Photo du drapeau des ODD à bord d'Energy Observer

Renforcer la résilience

Le mot clé pour demain doit être la résilience.

La résilience des écosystèmes terrestres et la résilience des sociétés humaines. C'est seulement en renforçant cette résilience que nous pourrons sortir par le haut de cette crise sanitaire et mieux nous préparer à affronter la véritable crise de fond : le changement climatique.

La bonne nouvelle, c'est que la nature est intrinsèquement résiliente. Il nous suffit de donner aux écosystèmes le temps de se rétablir en réduisant les pressions exercées par l'Homme sur ces systèmes. En réduisant nos émissions de CO2, en limitant les rejets de polluants dans les milieux naturels, en stoppant la déforestation et en régénérant certains habitats perdus, la nature se rétablira. L'humanité ne peut prospérer sans les services fournis par les écosystèmes, il nous appartient de gérer durablement ces ressources naturelles afin de garantir une terre saine aux générations futures.

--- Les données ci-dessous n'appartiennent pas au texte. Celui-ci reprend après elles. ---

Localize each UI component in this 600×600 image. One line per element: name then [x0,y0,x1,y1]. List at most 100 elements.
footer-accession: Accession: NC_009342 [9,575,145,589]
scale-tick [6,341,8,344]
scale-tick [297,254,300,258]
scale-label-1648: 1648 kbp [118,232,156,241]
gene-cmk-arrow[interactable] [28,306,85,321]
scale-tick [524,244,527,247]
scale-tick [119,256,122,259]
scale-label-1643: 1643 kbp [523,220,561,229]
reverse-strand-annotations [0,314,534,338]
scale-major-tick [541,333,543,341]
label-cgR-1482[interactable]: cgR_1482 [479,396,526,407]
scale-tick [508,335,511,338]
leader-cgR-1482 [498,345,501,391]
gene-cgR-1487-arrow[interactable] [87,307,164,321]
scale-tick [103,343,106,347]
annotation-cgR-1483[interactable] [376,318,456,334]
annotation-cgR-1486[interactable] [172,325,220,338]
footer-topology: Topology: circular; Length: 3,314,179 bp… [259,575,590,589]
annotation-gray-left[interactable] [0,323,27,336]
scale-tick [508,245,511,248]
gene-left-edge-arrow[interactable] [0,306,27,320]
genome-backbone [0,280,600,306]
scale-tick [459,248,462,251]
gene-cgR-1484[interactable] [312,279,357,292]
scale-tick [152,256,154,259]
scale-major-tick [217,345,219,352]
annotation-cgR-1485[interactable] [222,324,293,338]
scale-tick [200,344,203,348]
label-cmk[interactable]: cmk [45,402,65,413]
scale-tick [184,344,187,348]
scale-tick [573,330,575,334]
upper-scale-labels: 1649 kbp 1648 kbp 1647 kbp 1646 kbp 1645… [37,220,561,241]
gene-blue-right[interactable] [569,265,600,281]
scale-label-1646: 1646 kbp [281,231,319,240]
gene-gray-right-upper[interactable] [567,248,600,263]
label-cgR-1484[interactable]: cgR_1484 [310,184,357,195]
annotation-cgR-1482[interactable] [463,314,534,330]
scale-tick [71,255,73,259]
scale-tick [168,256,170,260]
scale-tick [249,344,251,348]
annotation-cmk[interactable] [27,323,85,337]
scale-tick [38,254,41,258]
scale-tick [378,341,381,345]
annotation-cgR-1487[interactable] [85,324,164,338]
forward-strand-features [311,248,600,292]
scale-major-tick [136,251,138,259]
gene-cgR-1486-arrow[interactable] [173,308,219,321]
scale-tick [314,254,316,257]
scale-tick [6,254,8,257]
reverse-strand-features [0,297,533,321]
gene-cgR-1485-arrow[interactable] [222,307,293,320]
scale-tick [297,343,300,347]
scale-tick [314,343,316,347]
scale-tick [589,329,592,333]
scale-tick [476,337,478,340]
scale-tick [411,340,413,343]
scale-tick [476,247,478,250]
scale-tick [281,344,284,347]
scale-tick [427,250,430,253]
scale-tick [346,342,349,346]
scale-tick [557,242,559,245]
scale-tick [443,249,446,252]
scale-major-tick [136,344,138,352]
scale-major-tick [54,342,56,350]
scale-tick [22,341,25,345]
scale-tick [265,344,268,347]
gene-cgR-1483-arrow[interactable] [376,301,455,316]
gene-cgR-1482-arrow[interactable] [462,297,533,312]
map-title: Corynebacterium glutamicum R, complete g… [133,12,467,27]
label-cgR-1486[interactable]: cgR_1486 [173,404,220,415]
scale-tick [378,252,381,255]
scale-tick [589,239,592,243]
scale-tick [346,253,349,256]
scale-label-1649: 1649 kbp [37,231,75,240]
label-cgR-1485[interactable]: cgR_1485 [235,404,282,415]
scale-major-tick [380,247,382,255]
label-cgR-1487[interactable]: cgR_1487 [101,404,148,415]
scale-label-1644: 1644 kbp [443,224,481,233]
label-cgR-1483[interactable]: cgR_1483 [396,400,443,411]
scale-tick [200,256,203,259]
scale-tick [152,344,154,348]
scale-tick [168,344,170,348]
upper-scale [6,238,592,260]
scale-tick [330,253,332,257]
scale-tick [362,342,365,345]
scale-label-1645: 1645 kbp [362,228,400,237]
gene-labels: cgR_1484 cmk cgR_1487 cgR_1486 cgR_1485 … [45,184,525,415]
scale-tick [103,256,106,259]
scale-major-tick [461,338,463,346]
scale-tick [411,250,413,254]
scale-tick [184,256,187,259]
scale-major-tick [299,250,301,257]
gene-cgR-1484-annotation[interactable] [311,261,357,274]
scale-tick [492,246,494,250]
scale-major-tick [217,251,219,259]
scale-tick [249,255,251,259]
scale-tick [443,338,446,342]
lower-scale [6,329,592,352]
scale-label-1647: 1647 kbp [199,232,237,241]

La résilience humaine est également inscrite dans notre ADN. Tout en exacerbant nos vulnérabilités, la crise du COVID a également mis en évidence nos points forts. Les humains s'adaptent, ils résolvent les problèmes, ils trouvent de nouvelles façons de vivre, de créer et de se connecter les uns aux autres. Tout ce dont nous avons besoin, c'est d'un plan pour un avenir meilleur, les principes sur lesquels les ODD ont été établis sont les clés de la construction de cet avenir. Les objectifs montrent la voie et peuvent aider les dirigeants à se concentrer sur l'inclusion, l'équité et la durabilité

Les solutions sont là et pouvons les mettre en œuvre.